Wednesday, June 30, 2004

Low-wage jobs rise at faster pace

By Barbara Hagenbaugh and Barbara Hansen, USA TODAY

Jobs in lower-wage industries and regions are growing at a faster pace than higher-wage jobs, suggesting job growth is less potent for the economy because the majority of new work isn't accompanied by fat paychecks.

Lower-wage jobs have risen more than 1.5% since U.S. employers started adding to their payrolls in September. Higher-wage jobs have also been created, but at a slower rate. Jobs in that category have increased a little more than 1% in the nine months through May, the period of most recent data.

Nearly 14% of the jobs added have been temporary workers, who typically are paid lower wages. Restaurant workers, who also usually are paid lower wages, have been added, too. Higher-paid computer jobs have been added at a snail's pace.

Jobs will be one of the biggest factors in the Federal Reserve's decision today about interest rates.

Although U.S. firms have added more than 1.4 million jobs in the last nine months, economists and politicians have questioned if workers are finding good, higher-paying jobs or if firms are creating lower-paying work that the jobless are desperately taking.

The difference is key. Higher-wage jobs create more income, which leads to more spending. Lower-wage jobs tend to create just enough income for a household to live without creating extra spending money. Consumer spending is the key driver of the U.S. economy, accounting for more than two-thirds of all U.S. economic activity.

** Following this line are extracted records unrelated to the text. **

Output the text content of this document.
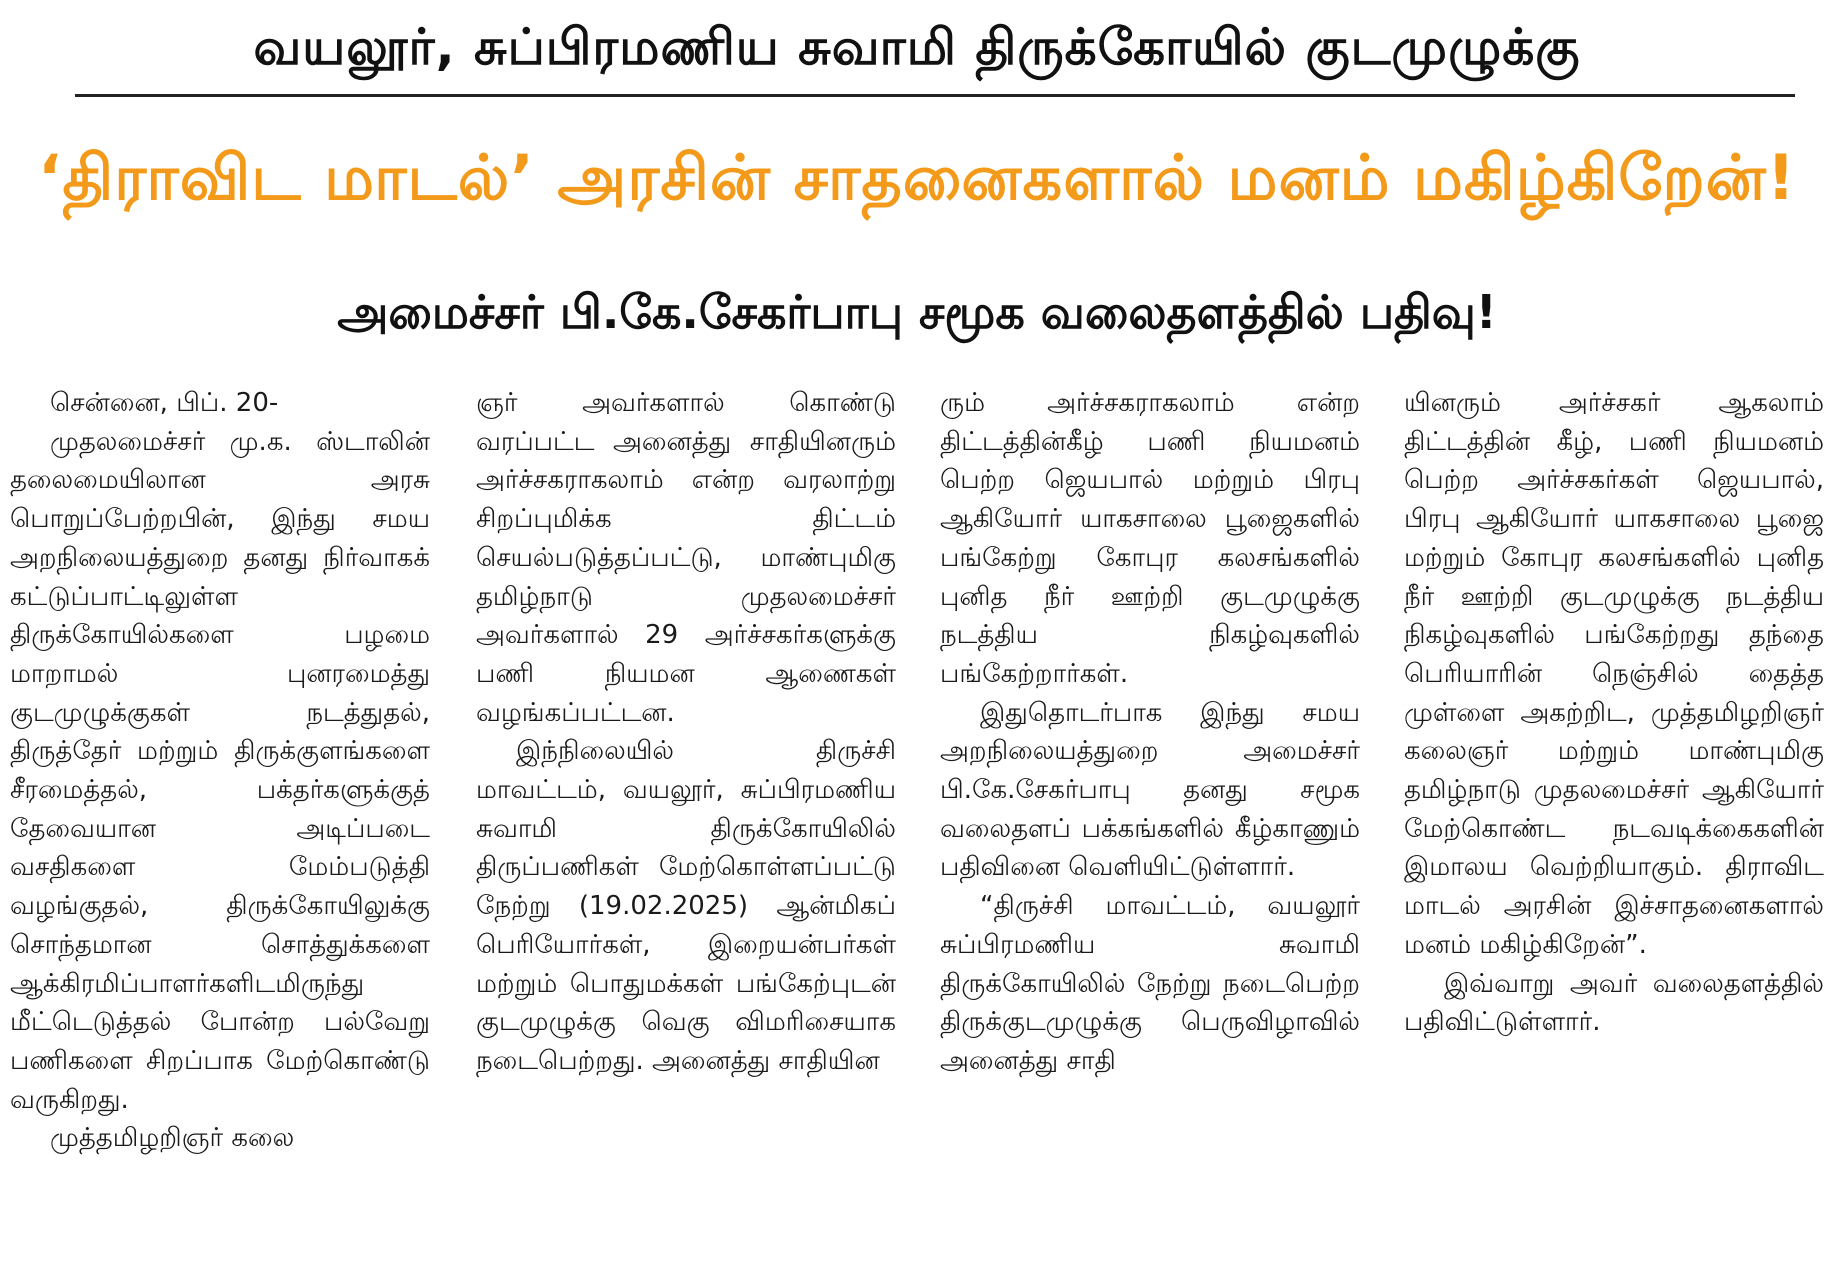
வயலூர், சுப்பிரமணிய சுவாமி திருக்கோயில் குடமுழுக்கு
‘திராவிட மாடல்’ அரசின் சாதனைகளால் மனம் மகிழ்கிறேன்!
அமைச்சர் பி.கே.சேகர்பாபு சமூக வலைதளத்தில் பதிவு!

சென்னை, பிப். 20-

முதலமைச்சர் மு.க. ஸ்டாலின் தலைமையிலான அரசு பொறுப்பேற்றபின், இந்து சமய அறநிலையத்துறை தனது நிர்வாகக் கட்டுப்பாட்டிலுள்ள திருக்கோயில்களை பழமை மாறாமல் புனரமைத்து குடமுழுக்குகள் நடத்துதல், திருத்தேர் மற்றும் திருக்குளங்களை சீரமைத்தல், பக்தர்களுக்குத் தேவையான அடிப்படை வசதிகளை மேம்படுத்தி வழங்குதல், திருக்கோயிலுக்கு சொந்தமான சொத்துக்களை ஆக்கிரமிப்பாளர்களிடமிருந்து மீட்டெடுத்தல் போன்ற பல்வேறு பணிகளை சிறப்பாக மேற்கொண்டு வருகிறது.

முத்தமிழறிஞர் கலை

ஞர் அவர்களால் கொண்டு வரப்பட்ட அனைத்து சாதியினரும் அர்ச்சகராகலாம் என்ற வரலாற்று சிறப்புமிக்க திட்டம் செயல்படுத்தப்பட்டு, மாண்புமிகு தமிழ்நாடு முதலமைச்சர் அவர்களால் 29 அர்ச்சகர்களுக்கு பணி நியமன ஆணைகள் வழங்கப்பட்டன.

இந்நிலையில் திருச்சி மாவட்டம், வயலூர், சுப்பிரமணிய சுவாமி திருக்கோயிலில் திருப்பணிகள் மேற்கொள்ளப்பட்டு நேற்று (19.02.2025) ஆன்மிகப் பெரியோர்கள், இறையன்பர்கள் மற்றும் பொதுமக்கள் பங்கேற்புடன் குடமுழுக்கு வெகு விமரிசையாக நடைபெற்றது. அனைத்து சாதியின

ரும் அர்ச்சகராகலாம் என்ற திட்டத்தின்கீழ் பணி நியமனம் பெற்ற ஜெயபால் மற்றும் பிரபு ஆகியோர் யாகசாலை பூஜைகளில் பங்கேற்று கோபுர கலசங்களில் புனித நீர் ஊற்றி குடமுழுக்கு நடத்திய நிகழ்வுகளில் பங்கேற்றார்கள்.

இதுதொடர்பாக இந்து சமய அறநிலையத்துறை அமைச்சர் பி.கே.சேகர்பாபு தனது சமூக வலைதளப் பக்கங்களில் கீழ்காணும் பதிவினை வெளியிட்டுள்ளார்.

“திருச்சி மாவட்டம், வயலூர் சுப்பிரமணிய சுவாமி திருக்கோயிலில் நேற்று நடைபெற்ற திருக்குடமுழுக்கு பெருவிழாவில் அனைத்து சாதி

யினரும் அர்ச்சகர் ஆகலாம் திட்டத்தின் கீழ், பணி நியமனம் பெற்ற அர்ச்சகர்கள் ஜெயபால், பிரபு ஆகியோர் யாகசாலை பூஜை மற்றும் கோபுர கலசங்களில் புனித நீர் ஊற்றி குடமுழுக்கு நடத்திய நிகழ்வுகளில் பங்கேற்றது தந்தை பெரியாரின் நெஞ்சில் தைத்த முள்ளை அகற்றிட, முத்தமிழறிஞர் கலைஞர் மற்றும் மாண்புமிகு தமிழ்நாடு முதலமைச்சர் ஆகியோர் மேற்கொண்ட நடவடிக்கைகளின் இமாலய வெற்றியாகும். திராவிட மாடல் அரசின் இச்சாதனைகளால் மனம் மகிழ்கிறேன்”.

இவ்வாறு அவர் வலைதளத்தில் பதிவிட்டுள்ளார்.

USA TODAY asked two economic consulting firms, Economy.com and Global Insight, to study the recent job creation based on both industry data and geography.

"We're creating a lot more jobs but they are still largely lower-paying jobs," says Mark Zandi, chief economist at Economy.com. Zandi calls the difference between the higher-wage and lower-wage job creation pace significant.

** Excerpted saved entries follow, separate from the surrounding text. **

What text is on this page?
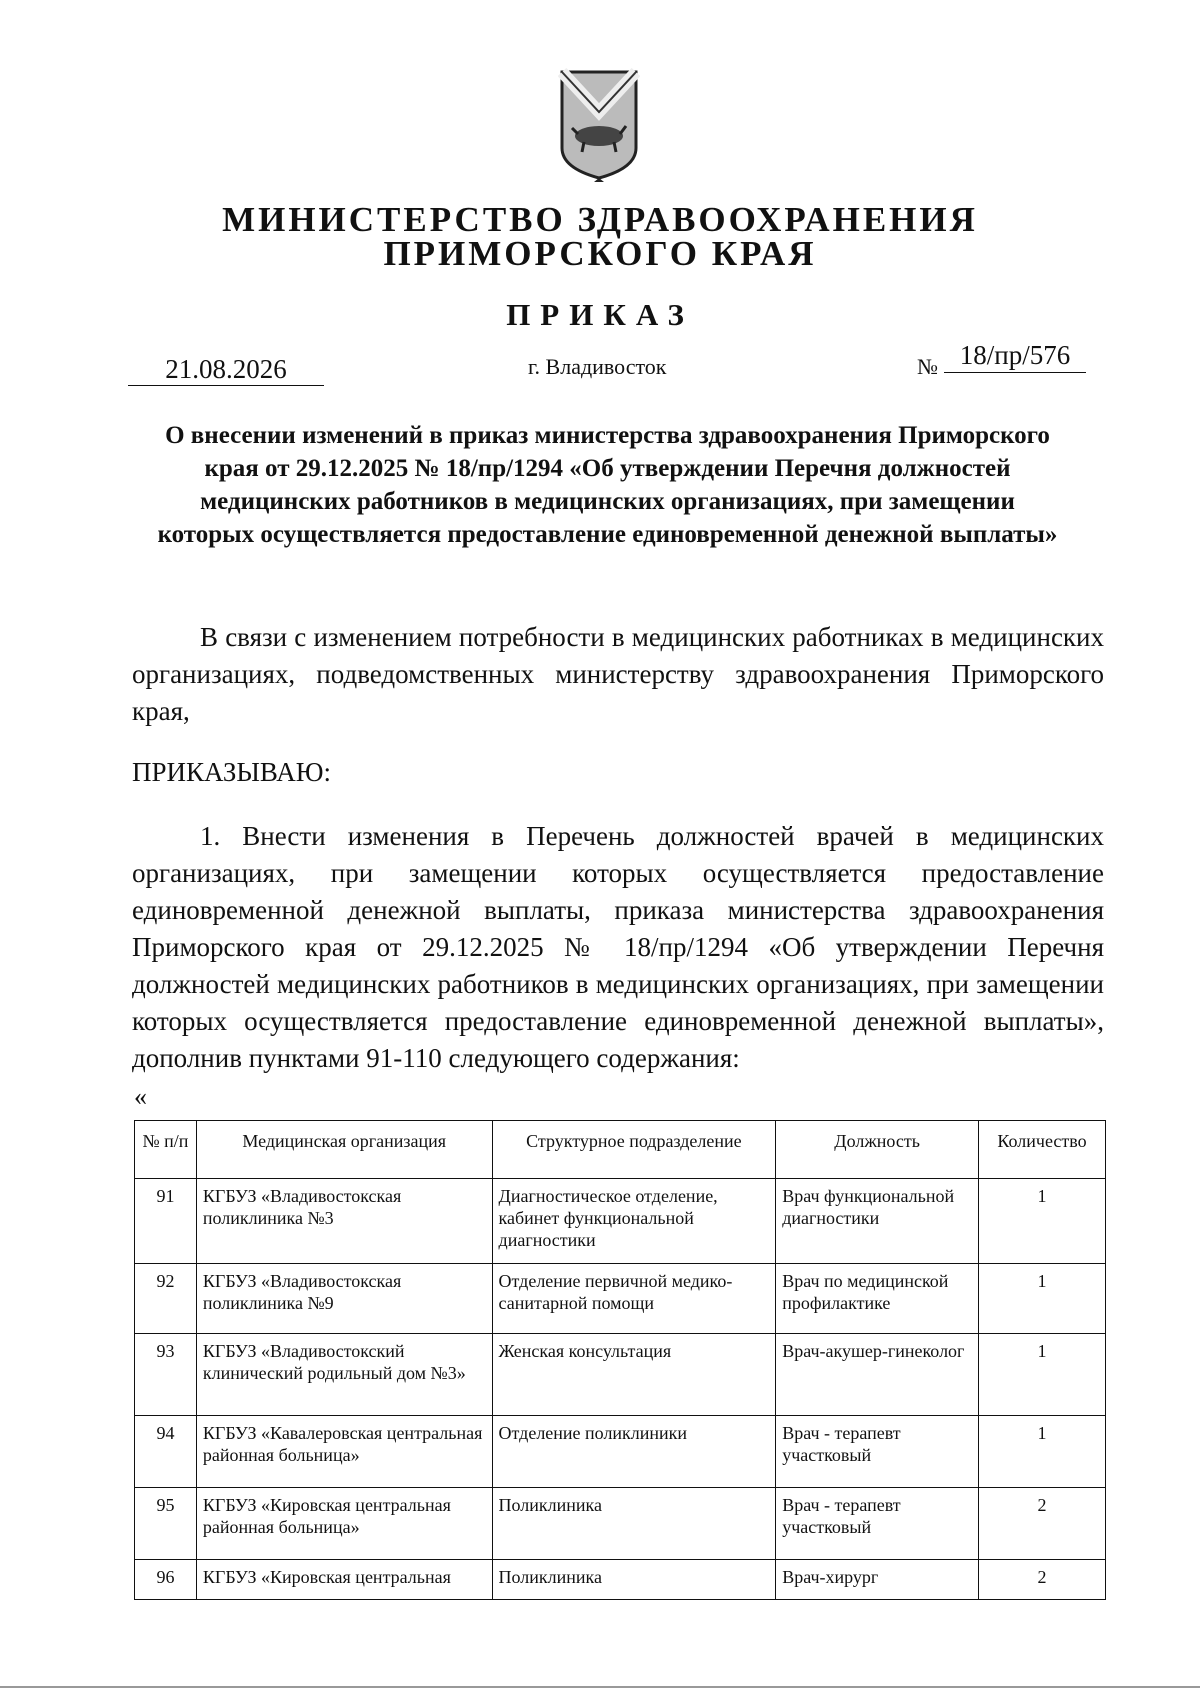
МИНИСТЕРСТВО ЗДРАВООХРАНЕНИЯ
ПРИМОРСКОГО КРАЯ
ПРИКАЗ
21.08.2026	г. Владивосток	№ 18/пр/576
О внесении изменений в приказ министерства здравоохранения Приморского края от 29.12.2025 № 18/пр/1294 «Об утверждении Перечня должностей медицинских работников в медицинских организациях, при замещении которых осуществляется предоставление единовременной денежной выплаты»
В связи с изменением потребности в медицинских работниках в медицинских организациях, подведомственных министерству здравоохранения Приморского края,
ПРИКАЗЫВАЮ:
1. Внести изменения в Перечень должностей врачей в медицинских организациях, при замещении которых осуществляется предоставление единовременной денежной выплаты, приказа министерства здравоохранения Приморского края от 29.12.2025 № 18/пр/1294 «Об утверждении Перечня должностей медицинских работников в медицинских организациях, при замещении которых осуществляется предоставление единовременной денежной выплаты», дополнив пунктами 91-110 следующего содержания:
«
№ п/п	Медицинская организация	Структурное подразделение	Должность	Количество
91	КГБУЗ «Владивостокская поликлиника №3	Диагностическое отделение, кабинет функциональной диагностики	Врач функциональной диагностики	1
92	КГБУЗ «Владивостокская поликлиника №9	Отделение первичной медико-санитарной помощи	Врач по медицинской профилактике	1
93	КГБУЗ «Владивостокский клинический родильный дом №3»	Женская консультация	Врач-акушер-гинеколог	1
94	КГБУЗ «Кавалеровская центральная районная больница»	Отделение поликлиники	Врач - терапевт участковый	1
95	КГБУЗ «Кировская центральная районная больница»	Поликлиника	Врач - терапевт участковый	2
96	КГБУЗ «Кировская центральная	Поликлиника	Врач-хирург	2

"It means the jobs we are creating pack less of a punch for the economy," Zandi says. "With less income, there is less spending and less growth."

The results aren't necessarily surprising. Shaken by a sharp slowdown in business spending, the bursting of the stock market bubble, the Sept. 11 attacks, war and corporate scandals, CEOs have been cautious about hiring workers. It stands to reason that firms would be much more comfortable adding a $6-an-hour job vs. a $30-an-hour one.

It's a trend that has been seen in previous job recoveries, Zandi and Global Insight's Phil Hopkins say.

Economists at Global Insight, who found a correlation between job growth and regions with lower-paying work, came up with some ideas that may explain the hiring gap:

•Productivity. Productivity gains are typically easier to make in high-tech areas, which are generally higher-paying. That means firms are more likely to find a way to avoid hiring and instead boost the output per hour of their current workers in high-tech areas.

•Tourism. Tourism and business travel have been bouncing back. Tourism jobs are typically lower-wage.

•Migration. In a long-term trend, workers and firms have been moving to areas of the USA with lower costs of living. But those places also typically have lower wages. Those areas, mainly in the South and Southwest, have been adding the most jobs.

•Bubble. Some regions of the country, particularly Northern California and the Boston area, got carried away during the high-tech boom, hiring like crazy and driving up salaries. After the bubble burst, firms realized those jobs were never really needed to begin with, and they are unlikely to return in force.

•Temps. Nervous CEOs feel more comfortable hiring temporary workers, whom they can let go quickly and who typically make lower wages and do not receive benefits.

The higher-wage vs. lower-wage question has become a campaign issue. Presumptive Democratic presidential candidate John Kerry says newly created jobs are lower-paying with fewer benefits than those cut. The MoveOn.org Voter Fund, a liberal political group, recently spent more than $500,000 to run TV ads with a middle-aged man flipping burgers.

President Bush takes the opposite view. He has been focusing on the increase in after-tax income to show the economy and job market are doing better, thanks in part to tax cuts enacted under his administration.

"American families are doing a lot better," Bush said in a speech in mid-June. "Higher growth and higher productivity are leading to better-paying jobs across America. Families are keeping more of their own money."

While the industry data seem to support the view that more low-paying jobs are being created than high-paying, there could be a hitch. The data, the most-detailed available, look at average hourly wages for entire industries.

When looking at individual industries, it is possible that higher-paying jobs are driving the changes in employment. For example, the nursing home industry is considered a lower-wage sector of the economy. But if the industry were adding a large number of high-level administrators, not lower-paid caregivers, then the data would be misleading because the amount of growth in pay would not be evident.

Some studies, including one out this week from Republicans on the Joint Economic Committee on Capitol Hill, have shown higher-wage jobs have risen faster than lower-wage. The study says more than three-quarters of jobs created in the past year were in three categories that paid "relatively well."

But this report and others have generally been based on less-detailed data than that used by Economy.com and Global Insight. For example, some reports have pointed to the increase in "professional and business services" as an example of higher-wage job growth. But the biggest driver in that category is temp workers, a lower-wage sector.